Par Stéphane Rivest – 1er décembre 2024
Dans cette chronique, Stéphane Rivest, intervenant en soins spirituels, partage ses réflexions sur l’accompagnement des personnes en soins palliatifs. Il explore, à travers des exemples concrets, l’acceptation de la mort, un chemin souvent difficile, mais nécessaire pour favoriser une fin de vie paisible, ainsi que l’impact de cette acceptation, ou de son absence, sur les proches.
Mon intention en soins palliatifs | favoriser une mort paisible
Dans le cadre de l’accompagnement spirituel auprès des personnes en soins palliatifs, l’intention qui m’anime comme intervenant en soins spirituels (ISS) est toujours la même : comment favoriser la mort la plus paisible possible. Cette intention ne se concrétise pas toujours, vous vous en doutez bien. La paix n’est pas quelque chose qui s’obtient facilement. Comme me disait un patient : « j’aimerais t’acheter un peu de sérénité avant de mourir ». Si la paix pouvait s’obtenir par des moyens financiers, j’ose parier que plusieurs auraient dépensé leur fortune pour se la procurer.
Les conditions qui favorisent une mort paisible
Dans les faits et selon mon expérience d’une dizaine d’années en tant qu’ISS, la possibilité de mourir en paix dépend de plusieurs choses. D’abord, elle semble reliée à l’existence que les gens ont menée. Les individus satisfaits d’avoir « mené une bonne vie » semblent approcher la mort avec le sentiment du devoir accompli. Les accomplissements et réalisations personnelles, familiales, professionnelles, sociales, spirituelles, s’avèrent une source de réconfort et de satisfaction. Ensuite, la paix semble dépendre de la capacité de la personne à se détacher progressivement de ses « attaches terrestres », à lâcher-prise sur la vie pour accueillir la mort.
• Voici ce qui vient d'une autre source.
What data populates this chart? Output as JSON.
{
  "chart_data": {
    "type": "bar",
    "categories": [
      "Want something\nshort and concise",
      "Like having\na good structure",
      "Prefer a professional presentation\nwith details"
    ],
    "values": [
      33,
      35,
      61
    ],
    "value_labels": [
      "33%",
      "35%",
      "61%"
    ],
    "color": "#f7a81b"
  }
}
La résistance intérieure face à la mort et la tension psychique et spirituelle qui en résulte permettent rarement de gouter aux fruits de la pacification. Enfin, pour les personnes qui quittent ce monde, pouvoir entendre de la bouche des êtres chers qu’ils ont été aimés, qu’ils peuvent partir tranquilles et que ceux qui restent seront entre bonnes mains. Il est toujours rassurant de savoir que ce que l’on quitte sera pris en charge par d’autres. En somme, un mot résume ces trois éléments qui favorisent une mort paisible : l’acceptation.
Un cas difficile | L’acceptation | un chemin exigeant, mais nécessaire
J’ai récemment accompagné une jeune gestionnaire de 54 ans qui allait décéder d’un cancer du cerveau. La fin de vie a été pénible, car le simple fait d’évoquer la mort créait chez cette patiente une crise d’angoisse. L’idée de laisser son conjoint et ses enfants lui était insupportable. Comme ISS, on attendait de moi que j’aide la patiente à apprivoiser la mort et que je lui offre des outils pour gérer son anxiété existentielle de fin de vie.
L’incapacité d’accepter la mort était une source de souffrance pour la patiente, mais également pour son conjoint. Celui-ci me demandait s’il était important que sa femme finisse par l’accepter. Je lui ai dit que l’acceptation qui semblait au-dessus de ses forces allait simplement avoir pour conséquence de priver ses enfants et lui-même d’adieux qui auraient pu être bénéfiques pour leur processus de deuil. Il avait maintenant à son tour un cheminement à faire : accepter que sa femme n’accepte pas la mort et qu’il ne lui fasse pas ses adieux formellement. L’acceptation est un mot lourd et exigeant auquel plusieurs professionnels préfèrent le mot adaptation. Pour la maladie, c’est possible et pratique, pour la mort c’est impossible. C’est le seul chemin vers une mort paisible.
Stéphane Rivest est intervenant en soins spirituels au CIUSSSE de l’Estrie-CHUS depuis 2011. Il est également chargé de cours au Centre d’études du religieux contemporain et professeur associé clinique à la faculté de médecine et des sciences de la santé de l’Université de Sherbrooke. Il a complété son doctorat en 2022 dans le cadre d’une recherche portant sur l’évaluation par les cardiologues québécois de l’impact de l’insuffisance cardiaque sur la spiritualité des personnes. Enfin, il est enseignant de méditation pleine conscience (MBSR) depuis 2016.